What I'd like to do is pick part of the system and see if converting that to 
Disruptor gives a big enough win to be worth pursuing with a full-scale 
conversion, but given how Disruptor wants to manage everything I'm not sure how 
to do that either!
                
> More-efficient ExecutorService for improved throughput
> ------------------------------------------------------
>
>                 Key: CASSANDRA-4718
>                 URL: https://issues.apache.org/jira/browse/CASSANDRA-4718
>             Project: Cassandra
>          Issue Type: Improvement
>            Reporter: Jonathan Ellis
>            Priority: Minor
>         Attachments: baq vs trunk.png, PerThreadQueue.java
>
>
> Currently all our execution stages dequeue tasks one at a time.  This can 
> result in contention between producers and consumers (although we do our best 
> to minimize this by using LinkedBlockingQueue).

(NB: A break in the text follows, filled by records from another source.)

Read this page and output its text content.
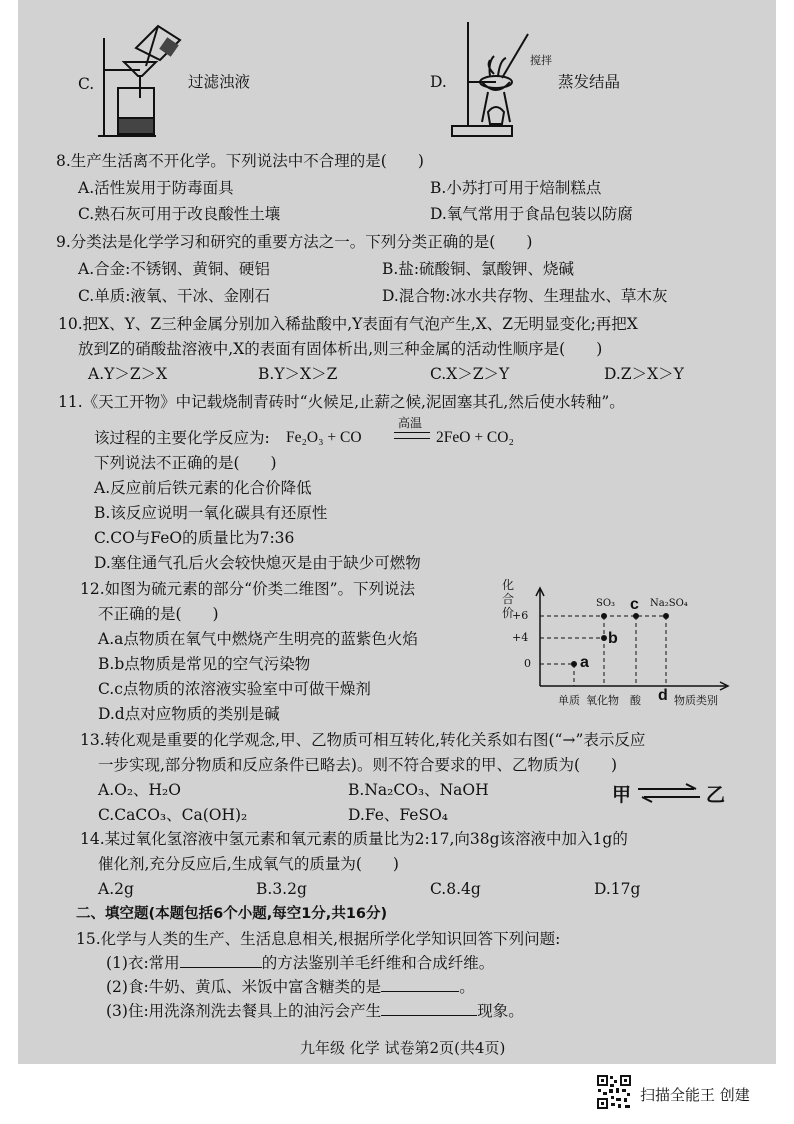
C.	过滤浊液	D.
搅拌
蒸发结晶
8.生产生活离不开化学。下列说法中不合理的是(　　)
A.活性炭用于防毒面具	B.小苏打可用于焙制糕点
C.熟石灰可用于改良酸性土壤	D.氧气常用于食品包装以防腐
9.分类法是化学学习和研究的重要方法之一。下列分类正确的是(　　)
A.合金:不锈钢、黄铜、硬铝	B.盐:硫酸铜、氯酸钾、烧碱
C.单质:液氧、干冰、金刚石	D.混合物:冰水共存物、生理盐水、草木灰
10.把X、Y、Z三种金属分别加入稀盐酸中,Y表面有气泡产生,X、Z无明显变化;再把X
放到Z的硝酸盐溶液中,X的表面有固体析出,则三种金属的活动性顺序是(　　)
A.Y＞Z＞X	B.Y＞X＞Z	C.X＞Z＞Y	D.Z＞X＞Y
11.《天工开物》中记载烧制青砖时“火候足,止薪之候,泥固塞其孔,然后使水转釉”。
该过程的主要化学反应为: Fe₂O₃ + CO
高温
2FeO + CO₂
下列说法不正确的是(　　)
A.反应前后铁元素的化合价降低
B.该反应说明一氧化碳具有还原性
C.CO与FeO的质量比为7:36
D.塞住通气孔后火会较快熄灭是由于缺少可燃物
12.如图为硫元素的部分“价类二维图”。下列说法
不正确的是(　　)
A.a点物质在氧气中燃烧产生明亮的蓝紫色火焰
B.b点物质是常见的空气污染物
C.c点物质的浓溶液实验室中可做干燥剂
D.d点对应物质的类别是碱
化合价
+6
+4
0
SO₃	Na₂SO₄
a
b
c
单质 氧化物 酸 d 物质类别
13.转化观是重要的化学观念,甲、乙物质可相互转化,转化关系如右图(“→”表示反应
一步实现,部分物质和反应条件已略去)。则不符合要求的甲、乙物质为(　　)
A.O₂、H₂O	B.Na₂CO₃、NaOH
C.CaCO₃、Ca(OH)₂	D.Fe、FeSO₄
甲	乙
14.某过氧化氢溶液中氢元素和氧元素的质量比为2:17,向38g该溶液中加入1g的
催化剂,充分反应后,生成氧气的质量为(　　)
A.2g	B.3.2g	C.8.4g	D.17g
二、填空题(本题包括6个小题,每空1分,共16分)
15.化学与人类的生产、生活息息相关,根据所学化学知识回答下列问题:
(1)衣:常用	的方法鉴别羊毛纤维和合成纤维。
(2)食:牛奶、黄瓜、米饭中富含糖类的是	。
(3)住:用洗涤剂洗去餐具上的油污会产生	现象。
九年级 化学 试卷第2页(共4页)
扫描全能王 创建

> One approach to mitigating this would be to make consumer threads do more 
> work in "bulk" instead of just one task per dequeue.  (Producer threads tend 
> to be single-task oriented by nature, so I don't see an equivalent 
> opportunity there.)
> BlockingQueue has a drainTo(collection, int) method that would be perfect for 
> this.  However, no ExecutorService in the jdk supports using drainTo, nor 
> could I google one.
> What I would like to do here is create just such a beast and wire it into (at 
> least) the write and read stages.  (Other possible candidates for such an 
> optimization, such as the CommitLog and OutboundTCPConnection, are not 
> ExecutorService-based and will need to be one-offs.)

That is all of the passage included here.